Les dernières données disponibles pour cette filière emblématique remontent à 2019, le Maroc comptait alors 183 000 têtes de dromadaires, avec 3 598 tonnes de viande produites, générant 225 millions de dirhams de valeur ajoutée et près de 2,7 millions de journées de travail. La consommation par habitant était, quant à elle, inférieure à 0,1 kg en 2018. Malheureusement, depuis 2019, aucune donnée officielle n’a été publiée, illustrant un désintérêt institutionnel envers cette filière pourtant si prometteuse.

Le constat est clair, malgré leurs atouts indéniables, ces filières de viandes alternatives souffrent d’un déficit criant de documentation statistique récente et officielle. Les données disponibles sont souvent fragmentées ou datées, rendant difficile toute analyse approfondie et l’élaboration de politiques de développement ciblées.

Manque de transparence
Ce manque de transparence statistique est d’autant plus préoccupant qu’il touche aussi, dans une moindre mesure, les filières conventionnelles pour lesquelles les données les plus récentes ne sont pas toujours rendues publiques par les canaux officiels.

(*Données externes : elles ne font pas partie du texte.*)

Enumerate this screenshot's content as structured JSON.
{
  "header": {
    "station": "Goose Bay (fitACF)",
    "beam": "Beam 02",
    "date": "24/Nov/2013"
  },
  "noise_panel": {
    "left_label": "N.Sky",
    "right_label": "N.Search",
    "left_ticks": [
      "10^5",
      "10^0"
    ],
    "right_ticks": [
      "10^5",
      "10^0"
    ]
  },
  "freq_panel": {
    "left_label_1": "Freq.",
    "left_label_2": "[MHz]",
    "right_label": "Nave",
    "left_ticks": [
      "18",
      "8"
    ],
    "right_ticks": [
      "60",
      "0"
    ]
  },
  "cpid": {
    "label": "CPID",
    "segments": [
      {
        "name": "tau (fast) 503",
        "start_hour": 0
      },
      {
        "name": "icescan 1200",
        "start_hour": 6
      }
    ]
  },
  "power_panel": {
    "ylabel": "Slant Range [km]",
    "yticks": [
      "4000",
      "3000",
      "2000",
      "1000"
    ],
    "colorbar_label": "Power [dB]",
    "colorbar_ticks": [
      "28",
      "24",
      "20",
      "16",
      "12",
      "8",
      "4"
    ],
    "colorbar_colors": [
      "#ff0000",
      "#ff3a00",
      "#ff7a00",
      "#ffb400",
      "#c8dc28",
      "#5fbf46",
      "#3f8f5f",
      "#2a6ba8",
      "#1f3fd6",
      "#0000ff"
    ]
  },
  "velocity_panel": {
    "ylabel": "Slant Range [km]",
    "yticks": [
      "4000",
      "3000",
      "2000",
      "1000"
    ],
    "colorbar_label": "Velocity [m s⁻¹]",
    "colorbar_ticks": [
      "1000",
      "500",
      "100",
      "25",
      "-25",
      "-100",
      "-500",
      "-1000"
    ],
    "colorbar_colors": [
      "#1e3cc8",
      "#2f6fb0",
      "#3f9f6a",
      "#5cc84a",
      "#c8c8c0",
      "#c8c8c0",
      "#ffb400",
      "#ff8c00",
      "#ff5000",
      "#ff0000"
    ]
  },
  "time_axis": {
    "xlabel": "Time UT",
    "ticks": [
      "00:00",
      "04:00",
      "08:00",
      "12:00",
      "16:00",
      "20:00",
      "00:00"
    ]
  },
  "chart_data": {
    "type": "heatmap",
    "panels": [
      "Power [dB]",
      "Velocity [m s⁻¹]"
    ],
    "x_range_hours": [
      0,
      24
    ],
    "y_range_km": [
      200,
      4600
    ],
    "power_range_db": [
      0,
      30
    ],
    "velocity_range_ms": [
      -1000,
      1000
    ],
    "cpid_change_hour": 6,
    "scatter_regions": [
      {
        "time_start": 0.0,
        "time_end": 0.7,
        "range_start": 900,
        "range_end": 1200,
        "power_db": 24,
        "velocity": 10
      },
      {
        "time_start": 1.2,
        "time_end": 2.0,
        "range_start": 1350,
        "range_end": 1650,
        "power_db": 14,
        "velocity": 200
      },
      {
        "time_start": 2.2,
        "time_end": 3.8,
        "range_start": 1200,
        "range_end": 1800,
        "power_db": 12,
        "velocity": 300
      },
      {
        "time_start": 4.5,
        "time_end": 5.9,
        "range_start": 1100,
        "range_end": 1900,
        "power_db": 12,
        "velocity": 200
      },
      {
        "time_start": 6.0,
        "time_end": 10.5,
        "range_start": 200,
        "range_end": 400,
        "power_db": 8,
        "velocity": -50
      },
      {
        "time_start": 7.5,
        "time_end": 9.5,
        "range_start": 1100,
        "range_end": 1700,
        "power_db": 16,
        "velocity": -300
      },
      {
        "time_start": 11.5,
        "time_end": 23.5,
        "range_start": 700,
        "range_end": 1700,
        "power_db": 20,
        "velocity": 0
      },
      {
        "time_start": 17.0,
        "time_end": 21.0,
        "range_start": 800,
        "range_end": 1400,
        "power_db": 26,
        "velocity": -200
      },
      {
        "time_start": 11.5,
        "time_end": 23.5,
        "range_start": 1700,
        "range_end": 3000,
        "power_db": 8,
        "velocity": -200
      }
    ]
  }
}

À l’heure où les enjeux de durabilité, de souveraineté alimentaire et de nutrition sont plus pressants que jamais, il est impératif que le Maroc reconnaisse et valorise ces ressources. Une stratégie claire de développement, appuyée par des statistiques fiables et actualisées, est essentielle pour révéler le plein potentiel de ces viandes «oubliées» et les intégrer pleinement dans l’économie et la gastronomie nationales.